Esther looked at Jonah.
“Esther,” said Jonah, softly, pleadingly, but she’d already lurched up from the table and sent her bright orange tray of hospital food flying in the process. Jonah caught her at the cafeteria entrance.
“They’re online,” she said between gasps. She wasn’t sure if her breathing was wild from panic or from running or from pure rage or from all three. “You put the videos online.”
“It was supposed to be a surprise for 50/50.”
“You made me look like an idiot!”
“An idiot? You haven’t even seen them.
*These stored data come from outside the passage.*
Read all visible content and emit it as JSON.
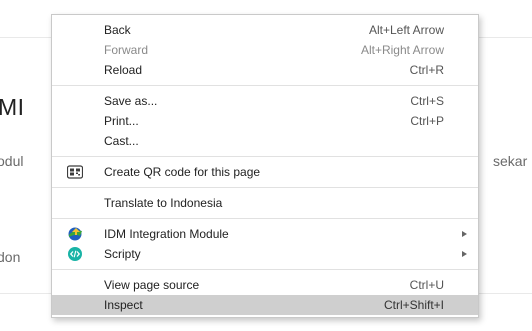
{
  "background": {
    "heading_fragment": "MI",
    "text_left_1": "odul",
    "text_right_1": "sekar",
    "text_left_2": "don"
  },
  "context_menu": {
    "items": [
      {
        "label": "Back",
        "shortcut": "Alt+Left Arrow"
      },
      {
        "label": "Forward",
        "shortcut": "Alt+Right Arrow",
        "disabled": true
      },
      {
        "label": "Reload",
        "shortcut": "Ctrl+R"
      },
      {
        "label": "Save as...",
        "shortcut": "Ctrl+S"
      },
      {
        "label": "Print...",
        "shortcut": "Ctrl+P"
      },
      {
        "label": "Cast...",
        "shortcut": ""
      },
      {
        "label": "Create QR code for this page",
        "icon": "qr-code-icon"
      },
      {
        "label": "Translate to Indonesia"
      },
      {
        "label": "IDM Integration Module",
        "icon": "idm-icon",
        "submenu": true
      },
      {
        "label": "Scripty",
        "icon": "scripty-icon",
        "submenu": true
      },
      {
        "label": "View page source",
        "shortcut": "Ctrl+U"
      },
      {
        "label": "Inspect",
        "shortcut": "Ctrl+Shift+I",
        "highlighted": true
      }
    ]
  },
  "colors": {
    "menu_background": "#ffffff",
    "highlight": "#cfcfcf",
    "disabled_text": "#8a8a8a",
    "idm_blue": "#1e5fbf",
    "idm_green": "#3aa63a",
    "scripty_teal": "#19b3a6"
  }
}
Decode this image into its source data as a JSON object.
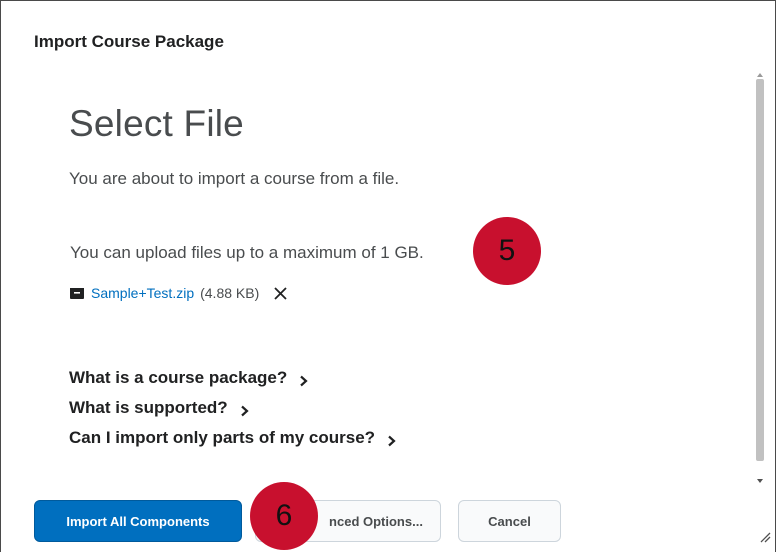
{
  "dialog": {
    "title": "Import Course Package"
  },
  "main": {
    "heading": "Select File",
    "intro": "You are about to import a course from a file.",
    "limit_text": "You can upload files up to a maximum of 1 GB."
  },
  "file": {
    "icon": "file-archive-icon",
    "name": "Sample+Test.zip",
    "size": "(4.88 KB)",
    "remove_icon": "close-icon"
  },
  "faq": [
    {
      "label": "What is a course package?"
    },
    {
      "label": "What is supported?"
    },
    {
      "label": "Can I import only parts of my course?"
    }
  ],
  "annotations": {
    "step5": "5",
    "step6": "6",
    "color": "#c8102e"
  },
  "footer": {
    "import_all": "Import All Components",
    "advanced": "nced Options...",
    "cancel": "Cancel"
  },
  "colors": {
    "primary": "#006fbf",
    "link": "#006fbf",
    "text": "#494c4e"
  }
}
You haven’t even seen how much people love you.”
“Don’t touch me!” she spat when he tried to put his hand on her arm. “You lied to me! You promised me that no one would ever see. You promised me. You promised.”
Jonah took a step back. “Yeah, okay, I lied. You wanna know why? Because what were we gonna do when we got to the number one slot? You aren’t scared of lobsters or snakes or blood or heights. That’s bullshit. I’ve known what you’re afraid of since the day I met you. I’ve known what you’re too chickenshit to write down.”
“Oh yeah, and what’s that, Dr. Phil? Please psychoanalyze me with all your many years of experience!”
“Are you kidding me? You actually don’t know? You have to know.”
“Screw you. You don’t know anything about me.”
“I see you, Esther. I meant it when I said that. You think your fear makes you so interesting and so special, but it doesn’t. You think you’re so unique or some shit because you carry around a list of everything you can’t do, but you’re not. Everyone is scared of exactly the same stuff. Everyone fights the same battles every day.”
“You don’t know what it’s like living with a cursed family.”
“Jesus. Your family isn’t cursed. Eugene’s been trying to tell you for months and months that he’s sick, but you don’t want to see it. You don’t pay attention. You want a simple solution to a complex problem. Well, there is none. People get depression and develop gambling addictions and have strokes and die in car crashes and get hit by the people who should love them, and it’s not because they were cursed by Death. That’s just how it is.”
“This isn’t about you and your fucked-up life.”
“Goddamn it, Esther,” he said, and then he kicked a trash can.
So Esther said the thing she knew would cut the deepest. “Already starting to take after your dad, I see.”
Jonah took a deep breath in and steadied himself. When he spoke again, his voice was low and measured. “You think so little of your family because they don’t love you like you wanna be loved, but that doesn’t mean they don’t love you with everything they’ve got. Just because they aren’t perfect people doesn’t mean they aren’t enough.”
“You promised me you’d prove me wrong.”
“You think this means I don’t love you?”
“No. I know you love me. This just proves to me that love was exactly what I thought it was all along. The power to cause pain.”
“I see you, Esther,” he pleaded. “I see you.”
All the times her mother should’ve left her father but didn’t, wasn’t strong enough, was too afraid of the unknown. But Esther had had practice. Months and months of practice being brave. So she was brave again then. There were no tears. She simply shook her head and walked away.